Investors should expect low returns in 2020 across asset classes – for the sharemarket, mid-single-digit returns are expected to outperform even lower returns from cash and fixed-income investments.
Such low returns stem from the muted recovery in the global economy that is likely to take place throughout next year: a recovery that remains fragile and tentative.
This frail recovery, underscored by greater global economic stability (and corresponding lower risk of recession) is undermined by the continuing US-China trade war and economic indicators that cast doubt on the longevity and strength of any recovery.
This is why ANZ’s chief investment office is hesitant to increase its exposure to growth assets for now. To increase investment in the sharemarket we’d need to see a greater recovery in world economic fundamentals and a settled trade deal between China and the US.
And so we’ll be watching what happens with an expected trade deal between the US and China this month, with news outlets reporting on December 12 that a new wave of US tariffs on about $US160 billion of consumer goods from China – due to take effect December 15 – was likely to be averted.
If these tariffs were implemented, markets would take a dimmer view on the likelihood of a US-China trade deal, which would in turn threaten the recovery
Investment outlook – in brief
The economic recovery should support the sharemarket, which is already looking more attractive than bonds in terms of likely returns, due to rate cuts in Europe and the US. Overall, we believe Japanese, European and emerging market shares offer the best value to take advantage of the nascent recovery.
Australian equities are less attractive than other markets as they’re more highly valued, and so look more stretched relative to what can be considered ‘fair value’ according to our analysis.

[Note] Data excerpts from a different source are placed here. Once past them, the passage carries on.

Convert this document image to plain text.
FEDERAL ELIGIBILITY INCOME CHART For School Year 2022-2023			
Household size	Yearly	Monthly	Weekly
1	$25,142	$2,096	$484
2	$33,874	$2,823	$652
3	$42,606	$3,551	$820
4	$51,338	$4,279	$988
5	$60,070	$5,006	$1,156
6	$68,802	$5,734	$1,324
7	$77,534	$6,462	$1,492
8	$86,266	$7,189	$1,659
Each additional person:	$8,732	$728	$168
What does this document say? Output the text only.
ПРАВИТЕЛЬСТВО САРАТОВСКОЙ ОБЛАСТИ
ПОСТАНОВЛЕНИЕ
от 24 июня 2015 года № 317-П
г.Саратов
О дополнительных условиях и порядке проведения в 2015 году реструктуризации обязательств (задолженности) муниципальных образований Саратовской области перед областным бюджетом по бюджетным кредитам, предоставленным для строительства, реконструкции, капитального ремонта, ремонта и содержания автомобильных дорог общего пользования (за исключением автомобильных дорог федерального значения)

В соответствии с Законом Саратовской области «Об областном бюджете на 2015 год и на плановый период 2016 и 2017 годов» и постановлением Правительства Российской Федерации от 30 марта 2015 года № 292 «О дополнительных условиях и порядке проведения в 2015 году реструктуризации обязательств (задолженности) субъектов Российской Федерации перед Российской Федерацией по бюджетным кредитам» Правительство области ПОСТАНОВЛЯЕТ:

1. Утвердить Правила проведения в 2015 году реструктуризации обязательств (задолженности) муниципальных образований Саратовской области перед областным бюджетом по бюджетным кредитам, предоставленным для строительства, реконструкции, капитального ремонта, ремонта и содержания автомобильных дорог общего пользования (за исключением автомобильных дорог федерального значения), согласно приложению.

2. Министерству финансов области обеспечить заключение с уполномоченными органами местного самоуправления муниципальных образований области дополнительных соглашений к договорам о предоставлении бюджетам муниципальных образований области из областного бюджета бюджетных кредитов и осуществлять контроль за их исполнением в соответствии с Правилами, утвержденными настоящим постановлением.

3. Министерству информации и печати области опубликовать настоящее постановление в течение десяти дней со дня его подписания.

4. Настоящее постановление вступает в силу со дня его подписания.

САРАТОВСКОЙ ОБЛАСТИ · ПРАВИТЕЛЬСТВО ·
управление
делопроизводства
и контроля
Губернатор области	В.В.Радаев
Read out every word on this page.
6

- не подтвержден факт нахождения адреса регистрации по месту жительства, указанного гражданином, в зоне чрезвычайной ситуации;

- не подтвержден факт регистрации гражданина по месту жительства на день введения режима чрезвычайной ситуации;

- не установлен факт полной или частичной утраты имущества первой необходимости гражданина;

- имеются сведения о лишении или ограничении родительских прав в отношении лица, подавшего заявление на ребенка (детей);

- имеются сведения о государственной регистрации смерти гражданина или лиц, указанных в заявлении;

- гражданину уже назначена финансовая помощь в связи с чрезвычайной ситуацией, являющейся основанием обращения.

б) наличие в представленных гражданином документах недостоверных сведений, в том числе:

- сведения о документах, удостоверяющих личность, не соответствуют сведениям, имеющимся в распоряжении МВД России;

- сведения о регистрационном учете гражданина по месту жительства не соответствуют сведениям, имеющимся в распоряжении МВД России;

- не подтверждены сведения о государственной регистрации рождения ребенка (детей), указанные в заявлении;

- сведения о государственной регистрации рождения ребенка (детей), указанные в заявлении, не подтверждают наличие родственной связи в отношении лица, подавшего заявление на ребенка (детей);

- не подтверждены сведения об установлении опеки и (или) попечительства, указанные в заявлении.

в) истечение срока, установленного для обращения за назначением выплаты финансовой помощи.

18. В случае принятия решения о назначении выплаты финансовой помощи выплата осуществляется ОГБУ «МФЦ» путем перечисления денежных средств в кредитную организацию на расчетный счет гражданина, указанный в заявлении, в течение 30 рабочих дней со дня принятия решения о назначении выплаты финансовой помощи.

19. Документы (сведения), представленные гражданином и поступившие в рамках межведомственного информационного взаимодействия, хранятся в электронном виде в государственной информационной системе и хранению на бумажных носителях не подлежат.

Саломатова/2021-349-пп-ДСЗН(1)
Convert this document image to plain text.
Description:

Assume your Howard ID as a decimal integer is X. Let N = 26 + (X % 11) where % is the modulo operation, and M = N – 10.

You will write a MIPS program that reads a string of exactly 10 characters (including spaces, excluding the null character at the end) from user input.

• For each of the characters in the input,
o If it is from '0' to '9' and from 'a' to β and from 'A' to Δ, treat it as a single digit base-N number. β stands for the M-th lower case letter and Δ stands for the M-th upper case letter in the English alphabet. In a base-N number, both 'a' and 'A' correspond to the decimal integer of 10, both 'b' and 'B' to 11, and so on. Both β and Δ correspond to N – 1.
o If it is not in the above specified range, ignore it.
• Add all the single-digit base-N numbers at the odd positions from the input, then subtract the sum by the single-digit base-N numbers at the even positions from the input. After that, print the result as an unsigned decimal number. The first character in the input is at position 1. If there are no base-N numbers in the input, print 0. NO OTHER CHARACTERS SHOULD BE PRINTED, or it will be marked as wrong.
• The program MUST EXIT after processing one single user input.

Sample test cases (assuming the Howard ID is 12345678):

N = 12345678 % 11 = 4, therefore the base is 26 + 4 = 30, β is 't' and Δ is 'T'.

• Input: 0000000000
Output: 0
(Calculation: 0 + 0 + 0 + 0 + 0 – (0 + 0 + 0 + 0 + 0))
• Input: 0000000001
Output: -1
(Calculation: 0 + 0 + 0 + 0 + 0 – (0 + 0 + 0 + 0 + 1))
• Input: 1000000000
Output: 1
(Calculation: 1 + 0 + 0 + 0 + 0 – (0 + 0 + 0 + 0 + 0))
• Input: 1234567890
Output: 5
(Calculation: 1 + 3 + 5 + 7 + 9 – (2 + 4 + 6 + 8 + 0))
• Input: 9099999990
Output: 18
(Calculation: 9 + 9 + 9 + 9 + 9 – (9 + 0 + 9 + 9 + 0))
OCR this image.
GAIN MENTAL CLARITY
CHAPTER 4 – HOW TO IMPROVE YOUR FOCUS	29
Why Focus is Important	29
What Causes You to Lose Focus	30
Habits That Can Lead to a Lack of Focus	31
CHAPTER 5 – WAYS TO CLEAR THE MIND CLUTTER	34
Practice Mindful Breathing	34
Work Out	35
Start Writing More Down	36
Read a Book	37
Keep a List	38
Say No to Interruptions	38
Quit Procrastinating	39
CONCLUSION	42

We should also note that domestic listed companies’ earnings expectations are lower.
In our view, bond yields will be capped at or below 2 per cent for the first half of next year unless the world economy shifts to a strong recovery.
While the mild recovery we’re in would normally support the Australian dollar, we expect it will remain under pressure as the Reserve Bank is likely to continue rate cuts in the new year. If the recovery solidifies as we expect, the Australian dollar may offer good value. The Australian dollar is currently caught between these two opposing forces.